One other challenge that follows along the line of needing a common language between imaging data is the need for more congruity between not only imaging datasets but molecular data and its corresponding image data. Apparently they are not an exact match. This is due to the fact that researchers are often not sure exactly where inside the tumor a tissue sample is coming from. There have been reports of huge molecular heterogeneity in some cases, such as one in which five biopsies from a single tissue sample reflected different molecular profiles. Gevaert says this crisis can be averted with image-guided biopsies to properly characterize the heterogeneity of cancers. This, of course, adds another level of imaging to the mix.
“The idea is that imaging would actually help characterize the heterogeneity,” says Gevaert. Diagnostic imaging data represent the whole tumor. The biopsy represents only a part of the tumor.
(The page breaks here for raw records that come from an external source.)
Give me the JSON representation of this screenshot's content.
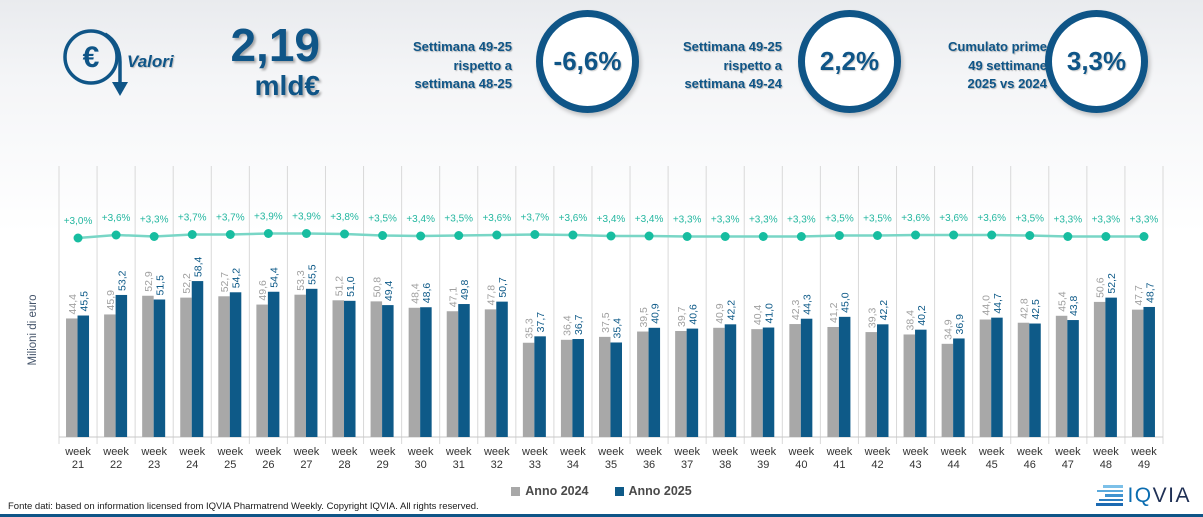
{
  "header": {
    "icon_label": "Valori",
    "euro_symbol": "€",
    "big_value": "2,19",
    "big_unit": "mld€",
    "kpis": [
      {
        "label_lines": [
          "Settimana 49-25",
          "rispetto a",
          "settimana 48-25"
        ],
        "value": "-6,6%"
      },
      {
        "label_lines": [
          "Settimana 49-25",
          "rispetto a",
          "settimana 49-24"
        ],
        "value": "2,2%"
      },
      {
        "label_lines": [
          "Cumulato prime",
          "49 settimane",
          "2025 vs 2024"
        ],
        "value": "3,3%"
      }
    ]
  },
  "chart_data": {
    "type": "bar",
    "ylabel": "Milioni di euro",
    "ylim": [
      0,
      100
    ],
    "grid": "vertical",
    "x_prefix": "week",
    "categories": [
      "21",
      "22",
      "23",
      "24",
      "25",
      "26",
      "27",
      "28",
      "29",
      "30",
      "31",
      "32",
      "33",
      "34",
      "35",
      "36",
      "37",
      "38",
      "39",
      "40",
      "41",
      "42",
      "43",
      "44",
      "45",
      "46",
      "47",
      "48",
      "49"
    ],
    "series": [
      {
        "name": "Anno 2024",
        "color": "#a8a8a8",
        "values": [
          "44,4",
          "45,9",
          "52,9",
          "52,2",
          "52,7",
          "49,6",
          "53,3",
          "51,2",
          "50,8",
          "48,4",
          "47,1",
          "47,8",
          "35,3",
          "36,4",
          "37,5",
          "39,5",
          "39,7",
          "40,9",
          "40,4",
          "42,3",
          "41,2",
          "39,3",
          "38,4",
          "34,9",
          "44,0",
          "42,8",
          "45,4",
          "50,6",
          "47,7"
        ]
      },
      {
        "name": "Anno 2025",
        "color": "#0e5a88",
        "values": [
          "45,5",
          "53,2",
          "51,5",
          "58,4",
          "54,2",
          "54,4",
          "55,5",
          "51,0",
          "49,4",
          "48,6",
          "49,8",
          "50,7",
          "37,7",
          "36,7",
          "35,4",
          "40,9",
          "40,6",
          "42,2",
          "41,0",
          "44,3",
          "45,0",
          "42,2",
          "40,2",
          "36,9",
          "44,7",
          "42,5",
          "43,8",
          "52,2",
          "48,7"
        ]
      }
    ],
    "line_overlay": {
      "type": "line",
      "color_line": "#79d6c6",
      "color_marker": "#17bda0",
      "color_label": "#24b7a0",
      "values": [
        "+3,0%",
        "+3,6%",
        "+3,3%",
        "+3,7%",
        "+3,7%",
        "+3,9%",
        "+3,9%",
        "+3,8%",
        "+3,5%",
        "+3,4%",
        "+3,5%",
        "+3,6%",
        "+3,7%",
        "+3,6%",
        "+3,4%",
        "+3,4%",
        "+3,3%",
        "+3,3%",
        "+3,3%",
        "+3,3%",
        "+3,5%",
        "+3,5%",
        "+3,6%",
        "+3,6%",
        "+3,6%",
        "+3,5%",
        "+3,3%",
        "+3,3%",
        "+3,3%"
      ]
    }
  },
  "legend": [
    {
      "label": "Anno 2024",
      "color": "#a8a8a8"
    },
    {
      "label": "Anno 2025",
      "color": "#0e5a88"
    }
  ],
  "footer": {
    "source": "Fonte dati: based on information licensed from IQVIA Pharmatrend Weekly. Copyright IQVIA. All rights reserved.",
    "logo_iq": "IQ",
    "logo_via": "VIA"
  }
}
When there is immense heterogeneity, one or even multiple biopsies may not capture the driving genetic factors, such as EGFR (epidermal growth factor receptor), a well-known target in blood cancer, which is another type of cancer that is ripe for radiogenomics applications. If you have image-guided biopsies, you could capture the heterogeneity by taking samples of each area of the tumor and recording it.
“Due to the focus on different aspects of omics, the importance of the right location and phenotype is currently undervalued,” continues Kauczor. “The combination of image-based phenotyping and genomic analysis via radiogenomics provides a comprehensive approach in [personalized medicine]. In this context, medical imaging also has become essential in guiding tissue sampling for molecular profiling. In the next step, personalized diagnostic imaging and therapeutic approaches will be integrated through theranostics.”
The term theranostics represents an old concept that is only just now making real headway. This refers to molecular compounds that can be used for both diagnostic and therapeutic purposes to achieve increasingly targeted treatments and more precise disease staging and therapy monitoring. All of the omics and now nostics require advanced medical imaging to realize their full potential.